Но суровая действительность оторвала меня от такого редкого «дворянского гнезда» и сразу бросила в объятия или пьяных или лениво-глупых, или мошенниковатых людей и отчаянных жизненных картин, среди которых можно наложить на себя руки и если б не прекрасный урожай на всякую растительность, урожай, давший возможность казаку и мужику поднять голову и забыть прошлогодние свои бедствия, то я, обижаемый ещё солнцем и пылью пожалуй, и решился бы на самоуничтожение… Но лучше жизни ничего нет на свете, также как нет ничего хуже Нирваны… Даже заяц, самое робкое существо из всех животных, и тот остался жить только потому, что когда он подбежал к реке, чтобы с горя утопиться, лягушка, сидевшая на берегу, испугалась этого зверька и поспешно бросилась от него в воду. «Есть, однако, существо, которое и меня боится», подумал он и построил на этом факте своё право на дальнейшее пребывание на земле. Ничтожные предлоги, служащие основанием важных решений, доказывают, в данных случаях, что лучше жизни нет ничего на свете.
Захолустная жизнь
Однако, пора погрузиться в тину мелкой серенькой жизни, жизни захолустья, покрытого пылью забвения, угла, предоставленного, волею судеб, самому себе, живущего изо-дня в день под гнётом нужды и полного бессилия снискать себе что-нибудь лучшее. Прежде всего, способ передвижения. Стереотипная перекладная, сидя в которой тело человеческое, несмотря на желание жить, получает удивительную способность отделиться от души; хоть шилом проткни, лошади откормленные прошлым неурожайным годом и разжиревшие от бумажных «талонов» урожайного нынешнего; невинные ямщики и без вины виноватые содержатели земских станций, жара, пыль — ад. «Отчего такая неисправность?» — спрашиваете вы хозяина и получаете в ответ: «Я здесь на время; настоящий хозяин бежал, не дождавшись срока, да и я убегу — денег не дают; талон выдали, а в казначействе денег нет; и овса закупил бы, благо подешевел, и сена заготовил бы, (талоном то, действительно, лошадей не прокормишь) и сбрую поправил бы, но не за что взяться.
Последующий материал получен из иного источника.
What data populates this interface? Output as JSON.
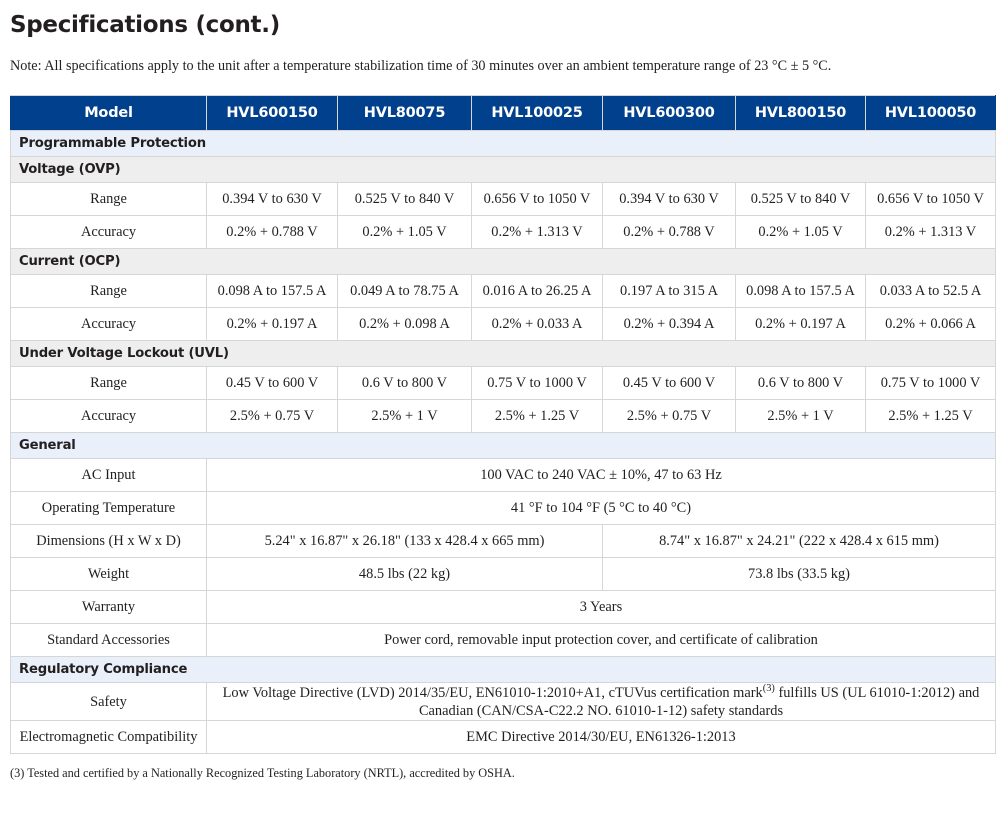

Кое-где есть капиталисты, дают под талон деньги с платой по 3 копейки с рубля в месяц (это — 36 копеек в год с рубля-то), да брать боязно, а то и людей, таких благодетелей, не найдёшь — просто хоть кричи. На днях выпросили на торгах порядочную цену на новый срок — не утвердили торгов и что будет дальше — неизвестно».
Такая песня проверена и оказалась основательной от слова до слова. Отчего ж это, подумалось мне, земских денег нет в казначействе? Да очень просто, ответила мне сама действительность: неурожай прошлого года и ещё не исполнившиеся надежды настоящего произвели всю эту кутерьму. Хлопотать о позаимствовании денег из войсковых источников с тем, чтобы они пополнены были из ожидаемых поступлений — дело живого, а не бумажного взгляда на вещи, а так как бумага стоит выше всяких проявлений жизненности, ибо никогда, как утверждали римляне, не краснеет, а жизнь производит в известных случаях краску стыда или угрызения, то посему бумажные люди и равнодушествуют к положению существ, жующих хлеб и другие продукты, а не бумагу.
Насколько в некоторых местах земские лошади поправят своё тело талонами — неизвестно; известна только пословица «Всуе законы писать, коли их не исполнять», то есть всуе талоны выдавать если в казнохранилище денег — чёрт ма… Между тем и я, и другой, и третий кричим: «Да скорей, чёрт вас возьми, запрягайте; да погоняй же, что это едешь куриной рысью?». Кричит и содержатель, но только тем криком, который когда-то раздавался «Над великой русской рекой».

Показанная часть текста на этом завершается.